Belum sempat Karina menjawab, sebuah moncong penuh gigi tajam muncul begitu saja di sampingnya, nyaris menyambar lengannya.

Dengan sigap Willem menariknya ke tengah jalan setapak. Sambil menyumpah dalam bahasa yang tak dipahami Karina, lelaki itu mengeluarkan beberapa buah pinus dari dalam kantongnya. Karina hanya bisa terbelalak melihat telapak tangan Willem menyala dalam kobaran api biru yang membakar buah-buah pinus itu.

Dengan marah Willem melemparkan buah-buah pinus yang menyala itu ke kanan dan kiri jalan setapak. Cahaya api biru itu tak cukup terang untuk menerangi sasaran Willem, namun Karina mencium bau bulu terbakar, ditingkahi suara dengking kesakitan dan langkah-langkah kaki menjauh.

Sejenak hutan sunyi senyap. Willem mendengarkan dengan seksama. Setelah beberapa saat ia menoleh, dan berkata, “Sekarang kau pasti takut padaku.”

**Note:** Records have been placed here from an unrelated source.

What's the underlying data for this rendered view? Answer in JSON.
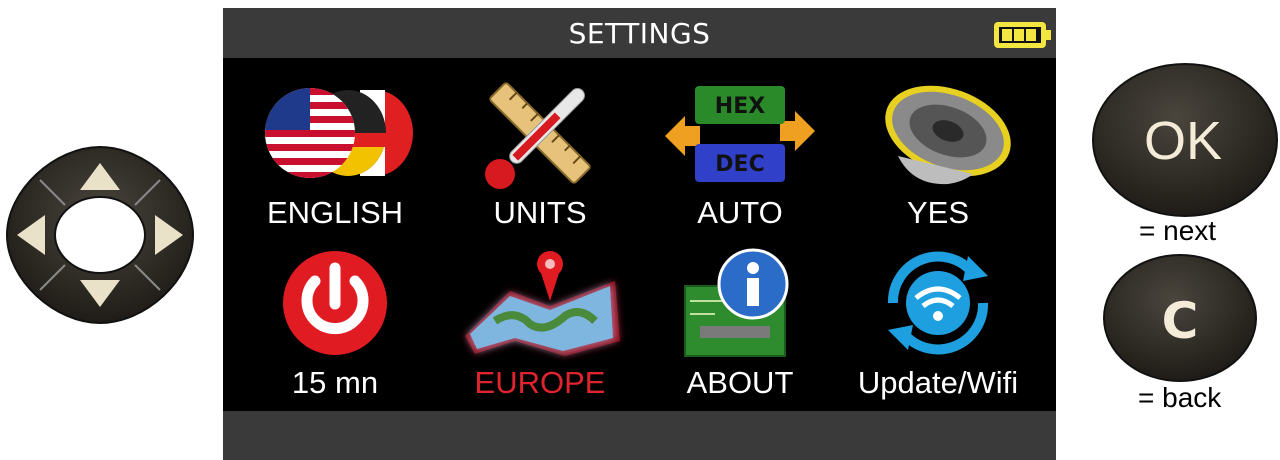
{
  "screen": {
    "title": "SETTINGS",
    "battery_icon": "battery-full-icon",
    "items": [
      {
        "label": "ENGLISH",
        "icon": "language-flags-icon",
        "selected": false
      },
      {
        "label": "UNITS",
        "icon": "units-ruler-thermometer-icon",
        "selected": false
      },
      {
        "label": "AUTO",
        "icon": "hex-dec-toggle-icon",
        "selected": false
      },
      {
        "label": "YES",
        "icon": "speaker-icon",
        "selected": false
      },
      {
        "label": "15 mn",
        "icon": "power-icon",
        "selected": false
      },
      {
        "label": "EUROPE",
        "icon": "map-pin-icon",
        "selected": true
      },
      {
        "label": "ABOUT",
        "icon": "info-circuit-icon",
        "selected": false
      },
      {
        "label": "Update/Wifi",
        "icon": "wifi-update-icon",
        "selected": false
      }
    ],
    "hex_label": "HEX",
    "dec_label": "DEC"
  },
  "controls": {
    "ok_label": "OK",
    "ok_caption": "= next",
    "c_label": "C",
    "c_caption": "= back"
  },
  "colors": {
    "selected_label": "#e0242f",
    "screen_bg": "#000000",
    "bar_bg": "#3a3a3a",
    "button_bg": "#2e2a22",
    "button_text": "#f4ecd8"
  }
}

Karina menelan ludah dengan susah-payah. Bulu kuduknya masih meremang hebat, namun anehnya ia tak merasa ketakutan. Terkejut, tapi tidak takut. Digelengkannya kepala kuat-kuat. “Tidak. Aku tidak takut.”

“Kenapa?”

“Kamu tidak jahat. Kamu mau menolong aku.”

Willem kini tertawa terbahak-bahak. “Aku tak sebaik itu. Sudah tak terhitung kali kubiarkan mereka memangsa manusia yang tersasar di hutan ini. Korban mereka biasanya nyaris habis tak tersisa.”

“Lalu kenapa kau membantuku?”

Sekejap mata Willem bersinar dalam gelap, menatap Karina dengan lembut. “Aku… tak tahu,” jawabnya sebelum memalingkan wajah, menghindari tatapan Karina. “Aku… tak mau kamu mati…”

Karina tak bertanya lagi. Benaknya sibuk mencerna apa yang barusan dilihatnya. Entah kenapa semua itu tak lagi begitu menakutkan. Semakin dipikirkan, semakin bulat keyakinan Karina bahwa ia aman bersama Willem. Lelaki itu tangguh. Selain itu, apapun jatidiri Willem, lelaki itu tidak jahat. Ia tahu kedengarannya bodoh, namun ia butuh keyakinan itu untuk bisa keluar dari tempat itu dengan selamat.

Mereka meneruskan perjalanan dalam diam. Seperti Karina, Willem pun tenggelam dalam pikirannya sendiri. Dalam hatinya Karina tahu, bahaya masih mengintai. Tiap kali bulan tertutup awan, ia masih melihat sosok-sosok yang bergerak mengikuti mereka dari balik kegelapan hutan. Para pengejarnya kembali lagi. Alih-alih jera, Karina merasa Willem membuat mereka tak hanya lapar, namun juga marah. Mata-mata merah yang bersinar kejam masih memandanginya. Ia masih mendengar geraman dan bunyi rahang mengatup-ngatup dengan buas.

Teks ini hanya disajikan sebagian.